Armadillo’s STIG-B Flies, Suffers In-Flight Abort

Armadillo Aerospace successful launched its STIG-B rocket from Spaceport America earlier today. However, some sort of abort occurred during the flight, so it’s not clear how high it reached. The objective was to send the payload above 100 kilometers, the boundary of space.

Armadillo founder John Carmack has Tweeted some updates:

John Carmack @ID_AA_Carmack

> Armadillo flight at Spaceport America hit an abort limit, but the recovery system functioned properly, so the vehicle is safe.

> Need to analyze data and fix a couple things, will fly again in a couple weeks.
A press release follows after the break.

Upham, NM (NMSA PR) — New Mexico Spaceport Authority (NMSA) officials announced today the launch of a STIG-B rocket designed and built by Armadillo Aerospace of Rockwall, TX.

This launch was the first licensed Federal Aviation Administration (FAA) launch to take place from Spaceport America’s vertical launch complex at the spaceport, and the second research and development test flight this year at Spaceport America conducted by Armadillo Aerospace.

The successful launch was a non-public, unpublished event at the request of Armadillo Aerospace, as the company is testing proprietary advanced launch technologies. Armadillo Aerospace is a leading developer of reusable rocket-powered vehicles and plans to provide a platform for civilian access to suborbital space.

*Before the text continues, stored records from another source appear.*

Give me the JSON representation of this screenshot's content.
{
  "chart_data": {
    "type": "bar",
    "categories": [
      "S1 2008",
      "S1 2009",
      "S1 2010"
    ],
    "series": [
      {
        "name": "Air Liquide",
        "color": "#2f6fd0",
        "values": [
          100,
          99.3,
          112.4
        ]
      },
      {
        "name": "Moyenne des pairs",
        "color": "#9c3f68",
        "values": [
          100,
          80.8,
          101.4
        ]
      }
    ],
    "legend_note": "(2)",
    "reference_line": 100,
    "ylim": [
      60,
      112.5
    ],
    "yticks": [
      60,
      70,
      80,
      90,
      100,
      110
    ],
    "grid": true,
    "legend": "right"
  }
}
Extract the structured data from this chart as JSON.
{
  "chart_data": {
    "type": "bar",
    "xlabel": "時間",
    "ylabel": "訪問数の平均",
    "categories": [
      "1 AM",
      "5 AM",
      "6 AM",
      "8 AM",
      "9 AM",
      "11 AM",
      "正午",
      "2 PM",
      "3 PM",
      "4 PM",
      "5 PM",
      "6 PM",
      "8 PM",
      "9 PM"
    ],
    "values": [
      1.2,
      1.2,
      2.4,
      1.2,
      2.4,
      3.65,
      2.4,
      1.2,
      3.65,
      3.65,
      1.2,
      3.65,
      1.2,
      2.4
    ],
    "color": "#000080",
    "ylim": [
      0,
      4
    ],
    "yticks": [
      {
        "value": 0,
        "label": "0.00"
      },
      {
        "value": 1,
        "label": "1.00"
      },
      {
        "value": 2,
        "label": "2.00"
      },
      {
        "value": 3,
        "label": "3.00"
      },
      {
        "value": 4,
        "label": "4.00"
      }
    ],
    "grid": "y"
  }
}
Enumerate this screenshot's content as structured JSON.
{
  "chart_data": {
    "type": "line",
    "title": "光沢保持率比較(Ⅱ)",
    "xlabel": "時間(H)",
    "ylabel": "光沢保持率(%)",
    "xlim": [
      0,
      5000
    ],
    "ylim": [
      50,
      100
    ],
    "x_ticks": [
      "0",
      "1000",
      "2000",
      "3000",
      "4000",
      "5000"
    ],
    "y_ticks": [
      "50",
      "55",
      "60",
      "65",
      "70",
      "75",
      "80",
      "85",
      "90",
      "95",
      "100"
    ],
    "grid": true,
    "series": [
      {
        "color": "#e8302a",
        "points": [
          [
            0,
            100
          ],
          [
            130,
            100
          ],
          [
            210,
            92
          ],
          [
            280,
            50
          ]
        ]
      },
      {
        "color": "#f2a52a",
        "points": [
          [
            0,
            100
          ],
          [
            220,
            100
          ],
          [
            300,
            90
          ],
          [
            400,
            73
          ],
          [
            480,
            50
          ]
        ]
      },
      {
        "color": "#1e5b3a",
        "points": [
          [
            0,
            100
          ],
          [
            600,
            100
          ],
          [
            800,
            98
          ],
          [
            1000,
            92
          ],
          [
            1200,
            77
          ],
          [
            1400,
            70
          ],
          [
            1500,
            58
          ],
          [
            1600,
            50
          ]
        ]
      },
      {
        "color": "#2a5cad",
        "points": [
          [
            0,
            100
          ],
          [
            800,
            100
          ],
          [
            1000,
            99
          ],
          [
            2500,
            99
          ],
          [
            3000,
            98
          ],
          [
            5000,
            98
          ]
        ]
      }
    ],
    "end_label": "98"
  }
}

Today’s flight was the spaceport’s first FAA-licensed launch, the 6th Armadillo Aerospace vehicle, and the 16th vertical launch from Spaceport America since 2006.

Armadillo Aerospace plans to release additional information on the launch as information becomes available, and updates will be posted online at www.armadilloaerospace.com.

  • That’s what test flights are for. And since the recovery system did its job, I’d call it a small success.